Respondents to a CRA Business Intelligence survey tend to use the "big three" cloud services, including Google Cloud . (Photo by Sean Gallup/Getty Images)

Some businesses have relied on the cloud for years, while others recently migrated to the cloud because of the pandemic. Regardless of their experience, most respondents from CRA Business Intelligence’s September 2022 Cloud Security Survey recognize that despite the appeal of cloud, there are many security risks and vulnerabilities — and staying on top of it all has proven a big challenge.

The data and insights for this new report are based on an online survey conducted in September 2022 among 216 security and IT leaders and executives, security administrators, and compliance professionals from CRA’s Business Intelligence research panel. All respondents are based in the U.S.

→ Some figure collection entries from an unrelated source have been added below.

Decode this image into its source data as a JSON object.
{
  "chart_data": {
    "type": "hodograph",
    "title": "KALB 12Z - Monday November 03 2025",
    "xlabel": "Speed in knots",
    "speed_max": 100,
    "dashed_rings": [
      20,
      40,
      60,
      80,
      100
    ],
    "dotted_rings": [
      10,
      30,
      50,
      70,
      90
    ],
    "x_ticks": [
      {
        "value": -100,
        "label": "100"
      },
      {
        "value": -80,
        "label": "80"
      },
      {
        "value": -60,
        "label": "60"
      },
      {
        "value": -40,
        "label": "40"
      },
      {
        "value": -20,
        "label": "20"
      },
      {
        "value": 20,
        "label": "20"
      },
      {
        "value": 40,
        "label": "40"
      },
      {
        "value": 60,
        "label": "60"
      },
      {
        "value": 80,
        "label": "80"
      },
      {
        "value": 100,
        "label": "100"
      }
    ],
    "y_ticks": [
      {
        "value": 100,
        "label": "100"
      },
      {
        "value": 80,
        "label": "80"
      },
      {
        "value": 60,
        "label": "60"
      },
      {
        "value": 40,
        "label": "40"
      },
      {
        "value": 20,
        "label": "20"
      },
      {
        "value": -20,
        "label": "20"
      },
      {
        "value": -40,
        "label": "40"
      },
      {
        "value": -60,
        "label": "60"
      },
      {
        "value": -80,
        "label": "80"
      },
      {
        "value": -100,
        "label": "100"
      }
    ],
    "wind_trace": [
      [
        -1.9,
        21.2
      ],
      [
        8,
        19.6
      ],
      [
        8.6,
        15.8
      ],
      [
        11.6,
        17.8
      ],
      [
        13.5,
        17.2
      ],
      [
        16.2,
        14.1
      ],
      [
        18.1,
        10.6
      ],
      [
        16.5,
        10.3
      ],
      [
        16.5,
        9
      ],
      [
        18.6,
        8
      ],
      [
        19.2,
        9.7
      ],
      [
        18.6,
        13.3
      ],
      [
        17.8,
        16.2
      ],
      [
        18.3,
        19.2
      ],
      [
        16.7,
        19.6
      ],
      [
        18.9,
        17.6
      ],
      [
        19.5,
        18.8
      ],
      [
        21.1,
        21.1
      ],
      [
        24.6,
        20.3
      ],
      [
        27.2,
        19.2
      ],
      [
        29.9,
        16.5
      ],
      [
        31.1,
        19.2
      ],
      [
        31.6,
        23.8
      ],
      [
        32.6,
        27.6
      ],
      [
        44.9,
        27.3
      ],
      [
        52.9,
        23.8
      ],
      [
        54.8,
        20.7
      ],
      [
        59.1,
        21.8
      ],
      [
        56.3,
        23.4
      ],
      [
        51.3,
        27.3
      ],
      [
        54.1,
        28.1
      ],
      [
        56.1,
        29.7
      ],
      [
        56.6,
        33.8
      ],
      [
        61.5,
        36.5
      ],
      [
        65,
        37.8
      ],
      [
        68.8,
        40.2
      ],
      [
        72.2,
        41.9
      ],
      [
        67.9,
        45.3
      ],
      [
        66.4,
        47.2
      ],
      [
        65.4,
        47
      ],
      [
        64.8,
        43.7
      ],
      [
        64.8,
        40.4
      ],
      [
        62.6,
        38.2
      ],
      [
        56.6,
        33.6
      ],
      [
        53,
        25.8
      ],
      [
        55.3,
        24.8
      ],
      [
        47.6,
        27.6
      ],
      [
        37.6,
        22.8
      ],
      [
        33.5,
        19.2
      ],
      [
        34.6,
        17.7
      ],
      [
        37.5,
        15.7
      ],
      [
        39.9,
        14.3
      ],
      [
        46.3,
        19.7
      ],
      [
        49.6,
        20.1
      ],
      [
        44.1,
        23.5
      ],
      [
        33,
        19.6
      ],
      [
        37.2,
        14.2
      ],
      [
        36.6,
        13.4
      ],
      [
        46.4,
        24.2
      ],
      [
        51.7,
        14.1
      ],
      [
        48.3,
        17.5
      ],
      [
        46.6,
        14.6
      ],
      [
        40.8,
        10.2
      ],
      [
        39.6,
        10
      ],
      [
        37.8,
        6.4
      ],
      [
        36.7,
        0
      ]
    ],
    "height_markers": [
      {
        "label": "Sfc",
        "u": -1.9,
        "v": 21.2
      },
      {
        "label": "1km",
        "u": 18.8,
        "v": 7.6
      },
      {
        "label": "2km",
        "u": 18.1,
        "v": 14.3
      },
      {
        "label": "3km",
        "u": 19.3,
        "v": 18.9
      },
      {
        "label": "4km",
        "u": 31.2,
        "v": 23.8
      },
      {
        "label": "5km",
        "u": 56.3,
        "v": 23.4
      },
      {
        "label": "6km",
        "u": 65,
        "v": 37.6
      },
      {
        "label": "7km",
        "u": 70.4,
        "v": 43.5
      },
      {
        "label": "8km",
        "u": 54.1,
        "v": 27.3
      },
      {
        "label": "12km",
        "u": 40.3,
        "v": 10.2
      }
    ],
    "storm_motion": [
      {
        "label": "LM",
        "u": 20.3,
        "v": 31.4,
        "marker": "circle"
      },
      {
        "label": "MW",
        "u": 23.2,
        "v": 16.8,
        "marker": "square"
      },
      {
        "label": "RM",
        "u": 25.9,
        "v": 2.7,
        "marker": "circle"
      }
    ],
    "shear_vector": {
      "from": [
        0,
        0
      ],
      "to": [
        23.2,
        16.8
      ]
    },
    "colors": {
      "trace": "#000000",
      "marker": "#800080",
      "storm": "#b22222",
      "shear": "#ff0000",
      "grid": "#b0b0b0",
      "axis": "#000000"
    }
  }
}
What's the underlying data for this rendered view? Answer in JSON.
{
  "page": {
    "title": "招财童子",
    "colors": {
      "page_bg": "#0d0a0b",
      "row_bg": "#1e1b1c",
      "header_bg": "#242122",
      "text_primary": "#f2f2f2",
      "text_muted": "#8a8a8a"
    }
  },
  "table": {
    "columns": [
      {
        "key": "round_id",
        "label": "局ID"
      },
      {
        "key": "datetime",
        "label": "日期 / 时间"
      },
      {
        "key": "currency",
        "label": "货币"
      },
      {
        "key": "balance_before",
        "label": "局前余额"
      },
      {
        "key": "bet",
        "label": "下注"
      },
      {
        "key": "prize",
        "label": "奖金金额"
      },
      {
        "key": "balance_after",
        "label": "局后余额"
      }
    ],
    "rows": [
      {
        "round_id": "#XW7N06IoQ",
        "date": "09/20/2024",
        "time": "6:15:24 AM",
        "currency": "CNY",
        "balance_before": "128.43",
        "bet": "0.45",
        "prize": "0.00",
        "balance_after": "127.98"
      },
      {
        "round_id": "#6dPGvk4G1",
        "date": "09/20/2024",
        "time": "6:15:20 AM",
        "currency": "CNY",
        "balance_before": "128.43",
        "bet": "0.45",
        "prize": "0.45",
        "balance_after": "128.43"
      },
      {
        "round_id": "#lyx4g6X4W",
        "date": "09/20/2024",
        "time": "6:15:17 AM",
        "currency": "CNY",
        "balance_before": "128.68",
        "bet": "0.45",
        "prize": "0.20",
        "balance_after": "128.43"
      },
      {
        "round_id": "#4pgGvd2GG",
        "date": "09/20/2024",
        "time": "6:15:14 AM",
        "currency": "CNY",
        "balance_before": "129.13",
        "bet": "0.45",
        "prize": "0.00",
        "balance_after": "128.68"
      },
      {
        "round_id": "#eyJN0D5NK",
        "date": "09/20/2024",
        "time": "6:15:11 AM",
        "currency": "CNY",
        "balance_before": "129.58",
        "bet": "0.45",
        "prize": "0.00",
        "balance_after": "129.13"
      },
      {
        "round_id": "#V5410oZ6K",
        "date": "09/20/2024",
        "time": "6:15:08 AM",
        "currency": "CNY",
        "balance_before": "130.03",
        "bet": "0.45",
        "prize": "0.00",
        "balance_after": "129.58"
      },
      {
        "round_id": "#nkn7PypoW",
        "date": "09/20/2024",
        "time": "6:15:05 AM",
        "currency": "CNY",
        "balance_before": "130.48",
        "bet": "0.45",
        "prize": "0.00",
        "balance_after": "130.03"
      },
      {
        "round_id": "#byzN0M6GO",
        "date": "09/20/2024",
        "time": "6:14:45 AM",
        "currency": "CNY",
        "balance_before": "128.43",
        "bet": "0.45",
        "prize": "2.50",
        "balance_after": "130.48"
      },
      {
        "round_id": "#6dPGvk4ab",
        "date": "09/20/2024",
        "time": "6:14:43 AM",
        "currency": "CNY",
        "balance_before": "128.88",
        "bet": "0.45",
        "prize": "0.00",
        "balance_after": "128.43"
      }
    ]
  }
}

In reviewing the findings, these infosec professionals cite misconfigurations, lack of oversight, and little visibility across the organization among their chief concerns about public cloud deployments. Some fear that their high-profile, public cloud platforms are easy targets for malicious actors that use automated tools to scan for cloud misconfigurations and easily gain access to their organization’s cloud-based assets.

The respondents also said the “shared responsibility” model of the large cloud providers is easily misunderstood and can cause concern about overall security. On the plus side, security pros are planning significant investments in cloud security technology in the year ahead.

Here are some of the leading findings from the CRA report:

  • Improved security drives cloud migration. Among the various benefits that appeal to organizations in moving to the cloud is the promise of improved security. Nearly 2 in 3 (62%) survey respondents cite improved security among their top goals for current or future cloud deployments and migrations. Lower operational costs (56%) and compliance (50%) are other primary cloud deployment drivers.
  • The big three cloud providers rule the roost. The top three public cloud platforms in use are Microsoft Cloud/Azure, Amazon Web Services (AWS), and Google Cloud Services (GCS) with 73%, 68%, and 34% adoption by respondents’ organizations. At least 8 out of 10 respondents using any of these cloud platforms reported one or more challenges or concerns with each. Cloud misconfiguration is the predominant problem, cited by 47% of AWS users, 40% of Microsoft Cloud/Azure users, and 35% of GCS users.
  • Most organizations support the cloud with other technologies. The largest shares of respondents indicated they incorporate vulnerability management (69%) and penetration testing (61%) in their organization’s cloud security strategy. Slightly more than one-third of respondents reported they also include API security, cloud security posture management, container security, static analysis, and cloud workload protection. About one-third of respondents (35%) indicate they are planning to add cloud security posture management to their cloud strategy.
  • The cloud security leaders have developed robust strategies. Cloud security champions, mostly large organizations with large IT teams (many in the high-tech sector), are distinguished by their robust cloud security strategies and the various technology solutions they incorporate into these strategies. They are at least twice as likely than other organizations to include a variety of cloud security solutions and much more likely to deploy specialized cloud security capabilities, such as application programming interface (API) security, container security, static analysis, dynamic application security testing, infrastructure as code, and software composition analysis.

As the cloud has grown, the threat actors have noticed, and these organizations understand that they are under attack. This survey shows that while cloud adoption is brisk and many have plans to deploy cloud security technology, the industry has a lot of work ahead to mitigate many of these threats.